こうした問題は一見、個人投資家の投資活動とはなんの関係もないことのように感じますが、実は国や政権が自らにとって都合の悪い情報、経済指標などを開示しなかったり、デフォルメするようなことがあっては、我々はまともな投資行動を実現することなどまったくできないわけですから、実は非常に大きな関係のあるエリアと言えるのです。

足元では安倍政権の支持率はどんどん下落していますが、とにかく出てくる話、出てくる話ろくなものではなく、まったく容認できない状況に陥りつつあります。
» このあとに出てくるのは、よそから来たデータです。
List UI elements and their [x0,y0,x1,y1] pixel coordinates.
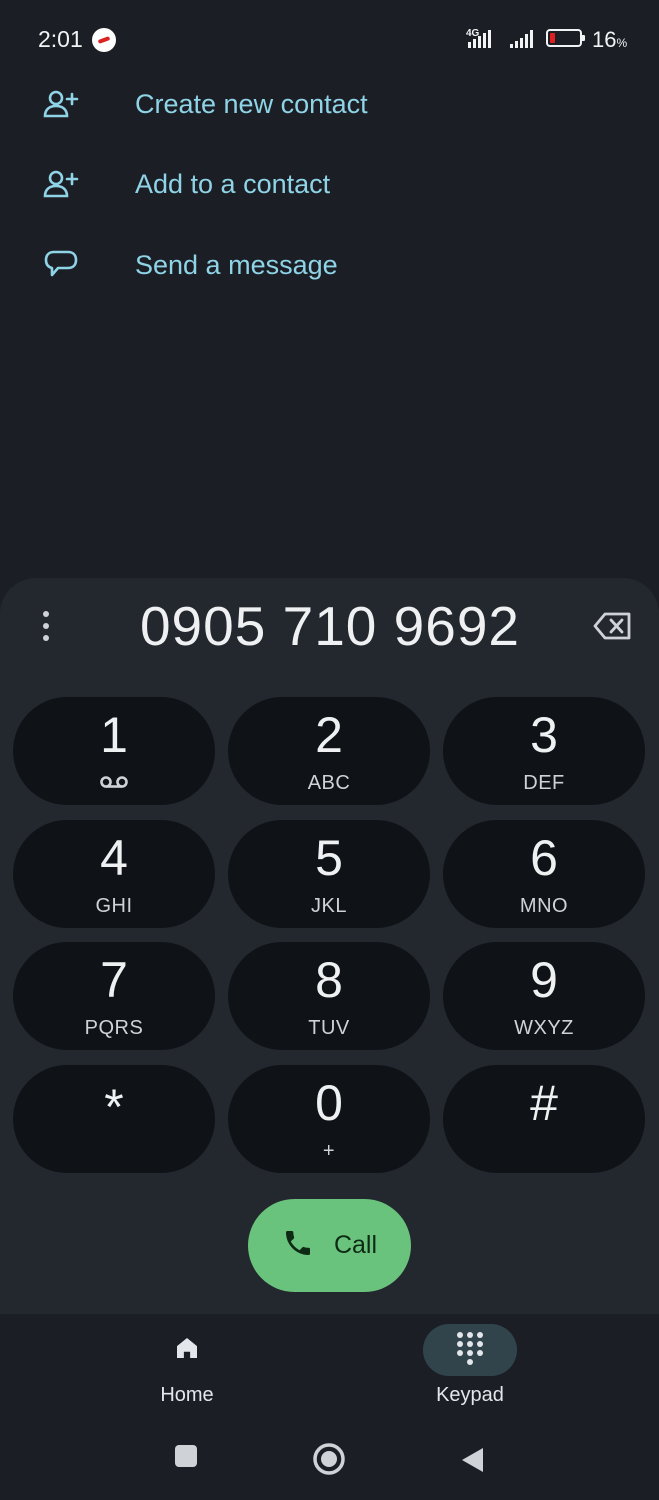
call-label: Call [333,1231,378,1259]
key-5[interactable]: 5 JKL [228,820,430,928]
message-bubble-icon [40,245,96,285]
create-new-contact-action[interactable]: Create new contact [40,74,600,134]
backspace-icon[interactable] [591,608,635,644]
dialed-number[interactable]: 0905 710 9692 [90,594,570,658]
phone-icon [282,1227,314,1264]
home-icon [172,1333,202,1368]
key-6[interactable]: 6 MNO [443,820,645,928]
bottom-navigation: Home Keypad [0,1314,659,1500]
key-3[interactable]: 3 DEF [443,697,645,805]
key-7[interactable]: 7 PQRS [13,942,215,1050]
recent-apps-icon[interactable] [174,1444,198,1473]
more-options-icon[interactable] [30,606,62,646]
home-system-icon[interactable] [312,1442,346,1481]
call-button[interactable]: Call [248,1199,411,1292]
battery-icon [546,29,585,47]
voicemail-icon [13,771,215,795]
key-8[interactable]: 8 TUV [228,942,430,1050]
create-new-contact-label: Create new contact [135,88,368,119]
dialpad-icon [455,1331,485,1370]
home-tab-indicator [140,1324,234,1376]
add-to-contact-label: Add to a contact [135,168,331,199]
tab-home-label: Home [160,1384,214,1406]
key-4[interactable]: 4 GHI [13,820,215,928]
add-to-contact-action[interactable]: Add to a contact [40,154,600,214]
key-0[interactable]: 0 + [228,1065,430,1173]
person-add-icon [40,84,96,124]
back-icon[interactable] [459,1446,485,1479]
key-2[interactable]: 2 ABC [228,697,430,805]
key-9[interactable]: 9 WXYZ [443,942,645,1050]
key-pound[interactable]: # [443,1065,645,1173]
signal-strength-2-icon [510,30,533,48]
person-add-icon [40,164,96,204]
battery-percent: 16% [592,27,628,52]
send-message-label: Send a message [135,249,338,280]
dialpad-sheet: 0905 710 9692 1 2 ABC 3 DEF 4 GHI 5 JKL … [0,578,659,1314]
tab-keypad-label: Keypad [436,1384,504,1406]
status-time: 2:01 [38,26,83,52]
key-star[interactable]: * [13,1065,215,1173]
keypad-tab-indicator [423,1324,517,1376]
signal-strength-icon [468,30,491,48]
tab-keypad[interactable]: Keypad [370,1314,570,1424]
notification-app-icon [92,28,116,52]
send-message-action[interactable]: Send a message [40,235,600,295]
tab-home[interactable]: Home [87,1314,287,1424]
key-1[interactable]: 1 [13,697,215,805]
status-bar: 2:01 4G 16% [0,0,659,80]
歴代の自民党政権も決して褒められたものではありませんが、今のこの政権は酷さにも磨きがかかっており、劣化のレベルは比較しようもない状況に陥りつつあります。

先般の、持続化給付金の「中抜き」業務委託を巡ってだけでも、なぜ電通が関与しなくてはならないのかという疑問の声は大きくなるばかりで、経産省の役人と電通による合法的な税金搾取を許せない、電通に何らかの不買運動をすべきであるといった意見も多くネットで見られるようになっています。しかし、広告代理店はクライアント、スポンサーの広告出稿の枠を抑えて掲載、オンエアするのが大きな収益源ですから、最終消費財を販売しているわけではなく、不買運動というのは実はきわめて難しいものがあるのもまた事実です。